Wasabi, often incorrectly called Japanese horseradish, is among the most misunderstood yet integral aspect of the sushi experience.
What looks like a lump of green putty is a very complex, spicy yet sweet complement to your sushi meal. When dining and served wasabi with your sushi, the wasabi you are served is not always what it seems. Due to a high demand and limited supply, what is often served with your sushi is a mix of American horseradish, mustard and coloring, which the Japanese call seiyō wasabi (western wasabi).
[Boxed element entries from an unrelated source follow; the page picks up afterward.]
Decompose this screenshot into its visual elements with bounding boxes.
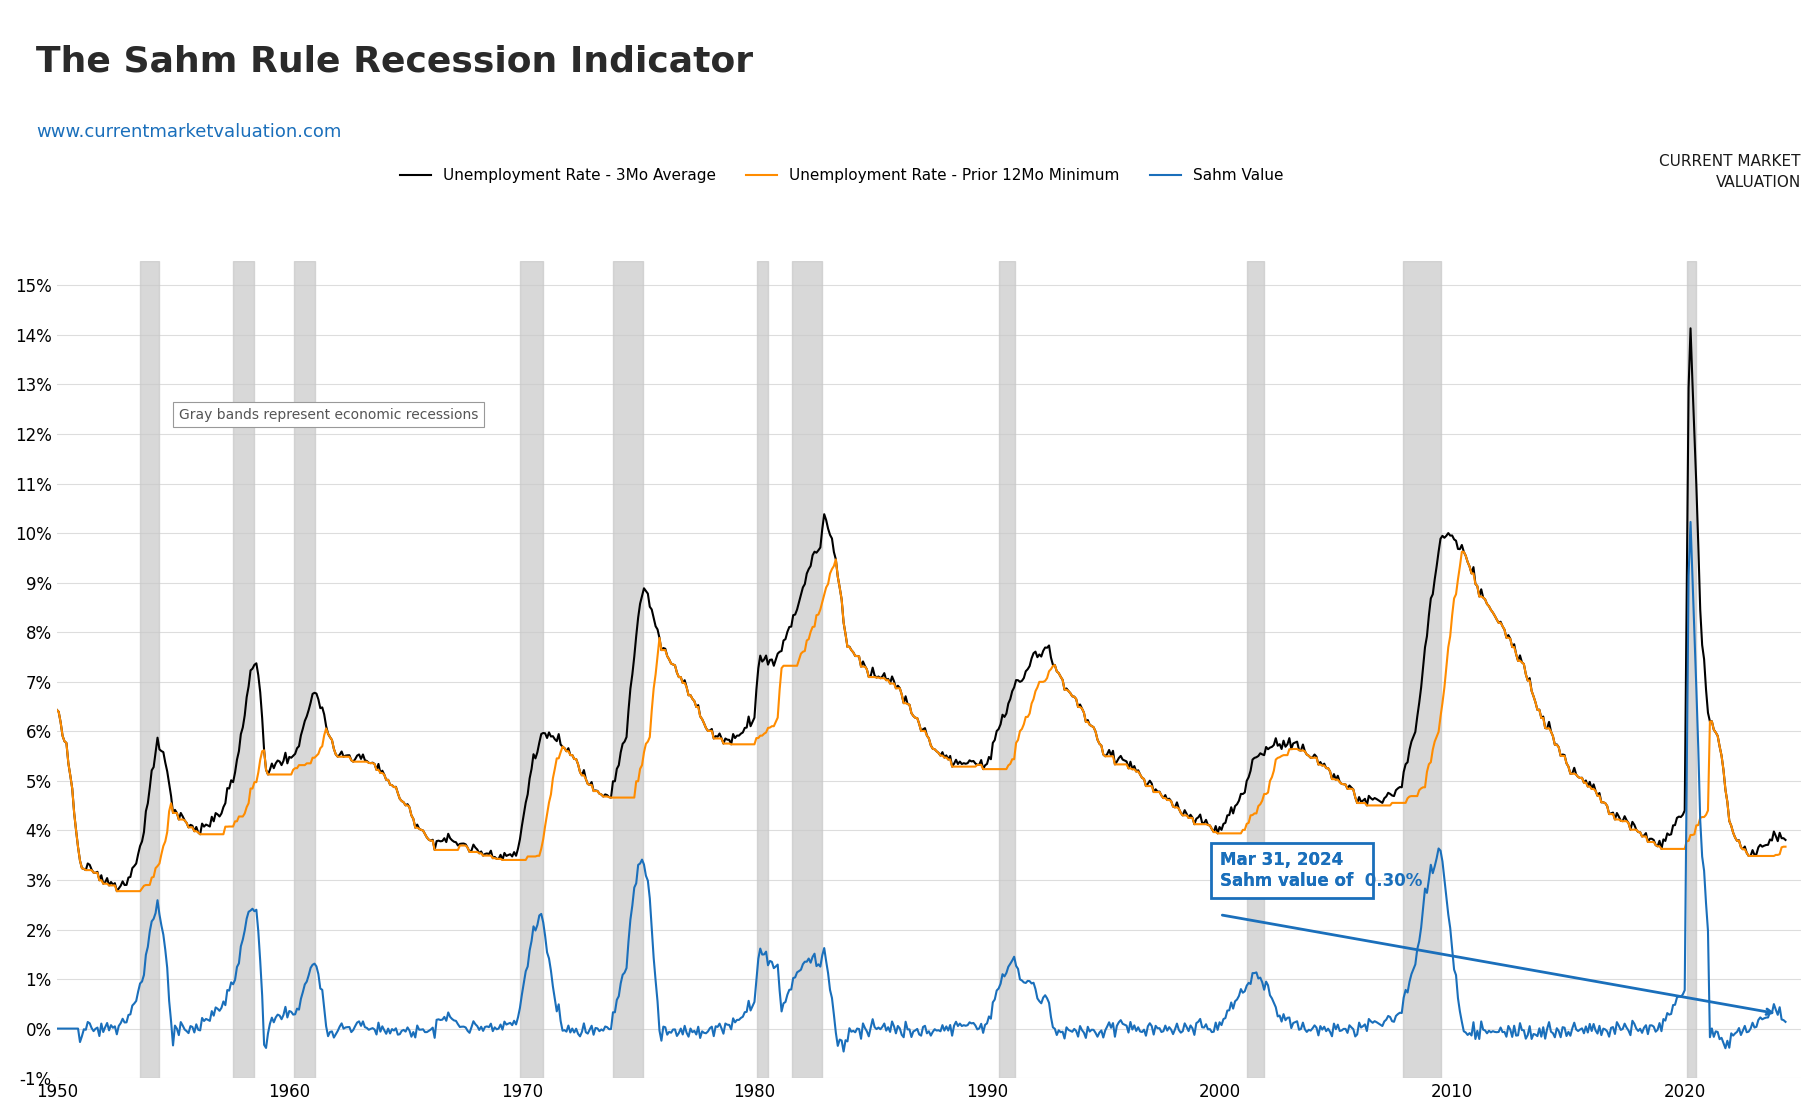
Unemployment Rate - 3Mo Average: [757, 658, 779, 672]
Sahm Value: [463, 1014, 485, 1028]
Unemployment Rate - Prior 12Mo Minimum: [465, 845, 487, 858]
Sahm Value: [1680, 516, 1702, 529]
Text: Mar 31, 2024
Sahm value of  0.30%: Mar 31, 2024 Sahm value of 0.30%: [1220, 852, 1422, 889]
Unemployment Rate - Prior 12Mo Minimum: [1048, 666, 1070, 680]
Line: Sahm Value: Sahm Value: [56, 522, 1785, 1051]
Sahm Value: [45, 1022, 67, 1036]
Bar: [1687, 261, 1696, 1078]
Text: The Sahm Rule Recession Indicator: The Sahm Rule Recession Indicator: [36, 45, 754, 78]
Unemployment Rate - 3Mo Average: [1620, 822, 1642, 836]
Sahm Value: [834, 1045, 855, 1058]
Unemployment Rate - Prior 12Mo Minimum: [757, 721, 779, 734]
Bar: [519, 261, 543, 1078]
Text: www.currentmarketvaluation.com: www.currentmarketvaluation.com: [36, 123, 341, 141]
Bar: [792, 261, 823, 1078]
Unemployment Rate - 3Mo Average: [1048, 666, 1070, 680]
Unemployment Rate - 3Mo Average: [1680, 321, 1702, 335]
Unemployment Rate - Prior 12Mo Minimum: [597, 790, 619, 804]
Unemployment Rate - Prior 12Mo Minimum: [105, 885, 127, 898]
Sahm Value: [596, 1020, 617, 1033]
Text: CURRENT MARKET
VALUATION: CURRENT MARKET VALUATION: [1660, 154, 1801, 191]
Bar: [999, 261, 1015, 1078]
Unemployment Rate - 3Mo Average: [1774, 834, 1796, 847]
Legend: Unemployment Rate - 3Mo Average, Unemployment Rate - Prior 12Mo Minimum, Sahm Va: Unemployment Rate - 3Mo Average, Unemplo…: [394, 162, 1289, 190]
Sahm Value: [1048, 1023, 1070, 1037]
Unemployment Rate - Prior 12Mo Minimum: [1360, 799, 1382, 812]
Bar: [612, 261, 643, 1078]
Line: Unemployment Rate - Prior 12Mo Minimum: Unemployment Rate - Prior 12Mo Minimum: [56, 551, 1785, 892]
Unemployment Rate - 3Mo Average: [465, 840, 487, 854]
Sahm Value: [755, 945, 777, 959]
Bar: [234, 261, 254, 1078]
Sahm Value: [1360, 1014, 1382, 1028]
Text: Gray bands represent economic recessions: Gray bands represent economic recessions: [178, 407, 478, 422]
Unemployment Rate - 3Mo Average: [45, 703, 67, 716]
Bar: [294, 261, 314, 1078]
Line: Unemployment Rate - 3Mo Average: Unemployment Rate - 3Mo Average: [56, 328, 1785, 892]
Unemployment Rate - Prior 12Mo Minimum: [1451, 545, 1473, 558]
Bar: [757, 261, 768, 1078]
Unemployment Rate - 3Mo Average: [1360, 791, 1382, 805]
Bar: [140, 261, 160, 1078]
Text: Mar 31, 2024
Sahm value of: Mar 31, 2024 Sahm value of: [1220, 852, 1364, 889]
Sahm Value: [1774, 1016, 1796, 1029]
Unemployment Rate - Prior 12Mo Minimum: [45, 703, 67, 716]
Unemployment Rate - 3Mo Average: [105, 885, 127, 898]
Bar: [1248, 261, 1264, 1078]
Unemployment Rate - Prior 12Mo Minimum: [1622, 822, 1643, 836]
Bar: [1404, 261, 1440, 1078]
Unemployment Rate - 3Mo Average: [597, 790, 619, 804]
Sahm Value: [1620, 1029, 1642, 1042]
Unemployment Rate - Prior 12Mo Minimum: [1774, 840, 1796, 854]
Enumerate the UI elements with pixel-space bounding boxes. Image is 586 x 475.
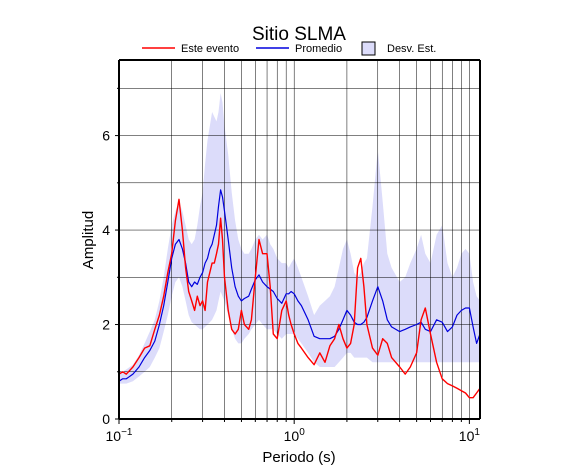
x-tick-label: 100 bbox=[284, 427, 306, 444]
y-tick-label: 6 bbox=[102, 128, 110, 144]
std-band-layer bbox=[119, 93, 480, 384]
legend-label-mean: Promedio bbox=[295, 43, 342, 55]
legend: Este evento Promedio Desv. Est. bbox=[142, 41, 436, 56]
legend-label-event: Este evento bbox=[181, 43, 239, 55]
axes-layer: 0 2 4 6 10−1 100 101 bbox=[102, 59, 481, 444]
legend-label-std: Desv. Est. bbox=[387, 43, 436, 55]
event-series-line bbox=[119, 198, 480, 399]
y-tick-label: 2 bbox=[102, 317, 110, 333]
series-layer bbox=[119, 189, 480, 399]
x-tick-label: 10−1 bbox=[106, 427, 133, 444]
y-axis-label: Amplitud bbox=[80, 211, 97, 269]
std-band bbox=[119, 93, 480, 384]
x-axis-label: Periodo (s) bbox=[262, 449, 335, 466]
x-tick-label: 101 bbox=[459, 427, 481, 444]
chart-title: Sitio SLMA bbox=[252, 24, 346, 45]
y-tick-label: 0 bbox=[102, 411, 110, 427]
legend-swatch-std bbox=[361, 41, 376, 56]
y-tick-label: 4 bbox=[102, 222, 110, 238]
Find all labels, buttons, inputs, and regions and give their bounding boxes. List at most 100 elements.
This is because real wasabi can be hard to find or very expensive outside Japan (up to $220/kg).
Wasabi is also sometimes powdered and reconstituted with water, and while this is sometimes served as well, the volatile compounds that make wasabi so unique are lost when the rhizome is powdered, so what you end up is an inferior product (which too is often mixed with American horseradish).
If you would like to be sure what you have, you can ask your wait staff if what you are served is real wasabi or fresh wasabi and if not, if it is available. If you are served putty, more than likely it is not real.
Real wasabi is grated (traditionally on a sharkskin grater called an oroshi) and looks as such. Fake wasabi is not and does not. Just ask your wait staff for fresh wasabi and if they have the real thing, they will usually return with a dish with a grated pile of the real thing, which is a very different experience from fake wasabi.
If you are buying wasabi in store, read the label to determine if you have real wasabi or something else. Real wasabi has a fruity and vegetal fragrance, with a spiciness that does not linger and serves to enhance the flavor of the fish. It has a bouquet and sweetness that stimulates the palate with balanced heat. It does not hit with the intensity that fake wasabi does, and the spiciness quickly dissipates into the sweet vegetal flavor that is a perfect companion to sushi.
The hotness of wasabi is experienced more in the sinus than the tongue and is often an acquired taste. Wasabi has shown in studies to be anti-microbial and possibly anti-carcinogenic, the former may be why it has long been eaten with raw fish, which in the past was not handled with the care it is today. It is also suggested that it may have anti-inflammatory and blood thinning properties, both useful to the medical community. It is even used in toothpaste in Japan for its anti-bacterial properties!